The appeal to children is obvious. The appeal to mothers who sometimes tire of telling children to eat their organic veg, to bathe and to brush their teeth is also obvious. I was won over the moment Nanny Piggins fed her charges on over-sized chocolate bars in order to fill their tummies and avoid having to cook a lasagna for tea. I haven't done it myself but I'd like to.

The humour is broad and direct. Arwen told me at dinner tonight that in 'Nanny Piggins Treads the Boards', Nanny Piggins auditions for, and is given, the lead role in Hamlet.

Opinions are also direct.
" I don't believe in organisations," explained Nanny Piggins....."Girls don't need an organisation to teach them how to be girls. Girls are much better off figuring out how to be girls for themselves."
"I couldn't agree with you less," said Barn Owl.
"I know," said Nanny Piggins. "That is why you are a middle-aged woman wearing a uniform and playing with schoolgirls. Whereas I am an internationally renowned, incredibly glamorous, flying pig."

The plots are ludicrous... Nanny Piggins - Holistic Cake Healer ??!!
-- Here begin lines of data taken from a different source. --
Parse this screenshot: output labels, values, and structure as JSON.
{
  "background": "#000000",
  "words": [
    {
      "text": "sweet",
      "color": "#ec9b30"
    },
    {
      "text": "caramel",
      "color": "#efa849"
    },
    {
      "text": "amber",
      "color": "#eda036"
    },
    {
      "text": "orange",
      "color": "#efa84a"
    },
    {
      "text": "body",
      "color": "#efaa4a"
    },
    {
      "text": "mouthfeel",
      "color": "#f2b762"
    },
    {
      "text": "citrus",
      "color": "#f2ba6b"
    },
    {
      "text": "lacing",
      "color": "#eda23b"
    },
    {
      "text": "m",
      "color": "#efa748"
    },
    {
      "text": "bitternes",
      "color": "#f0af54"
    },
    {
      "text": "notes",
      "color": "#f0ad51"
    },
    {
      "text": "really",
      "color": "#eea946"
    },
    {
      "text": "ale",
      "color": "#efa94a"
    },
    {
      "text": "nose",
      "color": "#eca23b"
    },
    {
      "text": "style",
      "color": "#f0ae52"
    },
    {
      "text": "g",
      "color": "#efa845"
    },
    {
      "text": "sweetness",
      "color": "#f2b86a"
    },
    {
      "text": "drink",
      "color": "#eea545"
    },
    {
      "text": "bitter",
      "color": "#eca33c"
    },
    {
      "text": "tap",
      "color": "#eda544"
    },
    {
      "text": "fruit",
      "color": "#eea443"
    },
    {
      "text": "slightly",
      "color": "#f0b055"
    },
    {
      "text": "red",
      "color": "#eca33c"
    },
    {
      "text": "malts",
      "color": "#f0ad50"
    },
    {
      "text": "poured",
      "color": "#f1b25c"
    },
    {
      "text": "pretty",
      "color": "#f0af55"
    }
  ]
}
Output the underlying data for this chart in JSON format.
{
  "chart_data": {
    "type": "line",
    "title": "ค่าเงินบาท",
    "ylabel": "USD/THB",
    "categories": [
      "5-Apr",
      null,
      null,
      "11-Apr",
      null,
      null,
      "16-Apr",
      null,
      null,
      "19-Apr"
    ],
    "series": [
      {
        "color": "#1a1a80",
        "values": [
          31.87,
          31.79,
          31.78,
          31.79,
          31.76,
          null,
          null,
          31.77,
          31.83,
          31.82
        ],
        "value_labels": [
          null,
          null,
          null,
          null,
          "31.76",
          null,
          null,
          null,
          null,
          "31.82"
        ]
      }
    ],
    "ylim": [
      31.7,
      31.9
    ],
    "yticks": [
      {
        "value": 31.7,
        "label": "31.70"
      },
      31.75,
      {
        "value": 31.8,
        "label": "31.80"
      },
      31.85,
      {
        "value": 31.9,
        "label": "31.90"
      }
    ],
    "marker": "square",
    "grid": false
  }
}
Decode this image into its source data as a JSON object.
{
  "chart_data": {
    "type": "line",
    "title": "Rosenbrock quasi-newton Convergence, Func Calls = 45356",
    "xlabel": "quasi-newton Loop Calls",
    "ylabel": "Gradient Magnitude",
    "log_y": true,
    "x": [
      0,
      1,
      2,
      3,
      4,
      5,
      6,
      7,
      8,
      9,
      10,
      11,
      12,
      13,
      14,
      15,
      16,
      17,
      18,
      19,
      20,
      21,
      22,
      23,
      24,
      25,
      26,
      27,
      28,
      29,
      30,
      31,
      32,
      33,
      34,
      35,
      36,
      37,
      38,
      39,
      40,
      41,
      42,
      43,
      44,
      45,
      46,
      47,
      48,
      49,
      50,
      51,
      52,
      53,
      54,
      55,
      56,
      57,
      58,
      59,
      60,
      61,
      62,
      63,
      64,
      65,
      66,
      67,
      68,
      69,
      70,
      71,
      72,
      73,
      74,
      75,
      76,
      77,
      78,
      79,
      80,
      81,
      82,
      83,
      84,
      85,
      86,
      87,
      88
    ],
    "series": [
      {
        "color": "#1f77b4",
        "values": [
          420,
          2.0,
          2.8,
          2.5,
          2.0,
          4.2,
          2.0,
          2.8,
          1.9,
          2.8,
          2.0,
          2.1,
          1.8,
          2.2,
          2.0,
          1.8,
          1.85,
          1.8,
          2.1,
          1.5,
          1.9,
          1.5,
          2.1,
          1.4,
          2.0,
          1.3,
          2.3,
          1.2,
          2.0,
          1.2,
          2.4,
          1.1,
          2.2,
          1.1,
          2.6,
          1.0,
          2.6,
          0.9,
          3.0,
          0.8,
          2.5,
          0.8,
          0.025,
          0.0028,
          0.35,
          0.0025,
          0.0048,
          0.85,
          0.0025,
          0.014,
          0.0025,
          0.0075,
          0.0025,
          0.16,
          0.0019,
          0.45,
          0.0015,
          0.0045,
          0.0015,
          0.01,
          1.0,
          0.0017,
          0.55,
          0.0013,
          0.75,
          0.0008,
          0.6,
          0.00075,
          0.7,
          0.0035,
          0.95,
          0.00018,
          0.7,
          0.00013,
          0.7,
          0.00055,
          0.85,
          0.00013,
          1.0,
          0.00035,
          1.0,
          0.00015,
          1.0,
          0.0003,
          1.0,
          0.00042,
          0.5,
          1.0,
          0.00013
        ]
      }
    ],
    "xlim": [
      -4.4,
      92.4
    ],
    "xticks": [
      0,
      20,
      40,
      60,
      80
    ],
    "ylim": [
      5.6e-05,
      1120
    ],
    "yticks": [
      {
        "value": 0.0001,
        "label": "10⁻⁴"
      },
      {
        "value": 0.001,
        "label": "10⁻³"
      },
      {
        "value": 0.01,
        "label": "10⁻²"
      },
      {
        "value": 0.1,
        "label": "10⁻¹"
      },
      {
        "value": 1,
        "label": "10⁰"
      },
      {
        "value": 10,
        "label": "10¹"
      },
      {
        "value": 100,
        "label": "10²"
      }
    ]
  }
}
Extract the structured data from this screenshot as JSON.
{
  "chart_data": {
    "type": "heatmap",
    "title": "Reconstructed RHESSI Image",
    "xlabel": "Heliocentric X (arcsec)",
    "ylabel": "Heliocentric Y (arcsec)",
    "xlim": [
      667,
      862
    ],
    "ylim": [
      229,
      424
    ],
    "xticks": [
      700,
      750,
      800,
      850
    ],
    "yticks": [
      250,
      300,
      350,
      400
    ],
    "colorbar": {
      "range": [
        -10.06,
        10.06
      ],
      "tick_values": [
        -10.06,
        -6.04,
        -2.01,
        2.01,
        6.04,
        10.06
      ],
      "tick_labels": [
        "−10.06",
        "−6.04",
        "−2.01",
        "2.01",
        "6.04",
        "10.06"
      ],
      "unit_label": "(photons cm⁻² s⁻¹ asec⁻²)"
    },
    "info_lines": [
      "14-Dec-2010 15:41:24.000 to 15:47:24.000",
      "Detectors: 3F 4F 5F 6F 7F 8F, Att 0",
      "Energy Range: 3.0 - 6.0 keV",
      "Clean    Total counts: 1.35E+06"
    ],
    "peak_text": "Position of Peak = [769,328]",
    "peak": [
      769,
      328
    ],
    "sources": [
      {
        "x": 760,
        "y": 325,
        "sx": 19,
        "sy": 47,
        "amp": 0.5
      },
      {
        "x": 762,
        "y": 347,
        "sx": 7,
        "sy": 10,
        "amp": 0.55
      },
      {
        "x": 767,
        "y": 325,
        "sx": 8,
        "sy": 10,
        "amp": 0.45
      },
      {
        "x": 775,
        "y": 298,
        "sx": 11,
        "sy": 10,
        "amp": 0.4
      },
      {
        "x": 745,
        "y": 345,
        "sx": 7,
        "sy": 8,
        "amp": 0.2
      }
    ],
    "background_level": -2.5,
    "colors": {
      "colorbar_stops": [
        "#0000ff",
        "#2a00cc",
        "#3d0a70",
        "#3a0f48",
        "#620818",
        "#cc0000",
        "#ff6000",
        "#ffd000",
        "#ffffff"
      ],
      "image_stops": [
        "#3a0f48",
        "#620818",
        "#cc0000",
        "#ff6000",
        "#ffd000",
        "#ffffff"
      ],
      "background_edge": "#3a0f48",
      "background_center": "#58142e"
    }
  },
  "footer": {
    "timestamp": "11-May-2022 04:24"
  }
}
Yet love and loyalty bind the Green children and their nanny, so that the taste these stories leave in my mouth is as sweet and as satisfying as a rather large helping of mudcake, of which, in the Nanny Piggins books - happily - there are many.

Tuesday, April 20, 2010

Reading 'Alice'

To Snowy this time, unabridged and with illustrations by Anthony Browne. The girls and I read a much duller version and perhaps it's Browne's surreal amusements that drew Snowy in and along with the story.
Poor Alice! and yet not-so-poor Alice at all - forever changing in a world that makes little sense; scolded, berated, cajoled, threatened. It's an odd book for a child of six to enjoy ( compared to a contemporary book like the hilarious 'Nanny Piggins', where the subversion is direct - more on her later ), though when you consider how Alice's adventures mirror the experience of being a child, perhaps not.
Porcine babies and grinning cats aside, the child inhabits a body that is constantly changing and is sometimes out of his control, inhabits a world in which the social norms must often seem arbitrary. Adult behaviour is mystifying, sometimes frightening, adult demands must be complied with, punishment ( "Off with her head!" ) exists.
Reading aloud, I'm struck by how plucky Alice is, how she uses her will, her grit and her thinking to navigate a world of Nonsense, how she not only sees through the worst of our adult world but has the voice to denounce us as the pack of cards we often are. Which is why that sickly, final chapter, when Alice wakes and is sent off to tea by her sister, is so deeply disappointing. She may be returned to her normal size, but after all her adventures in Wonderland, the real Alice has grown too old and too wise for the nursery.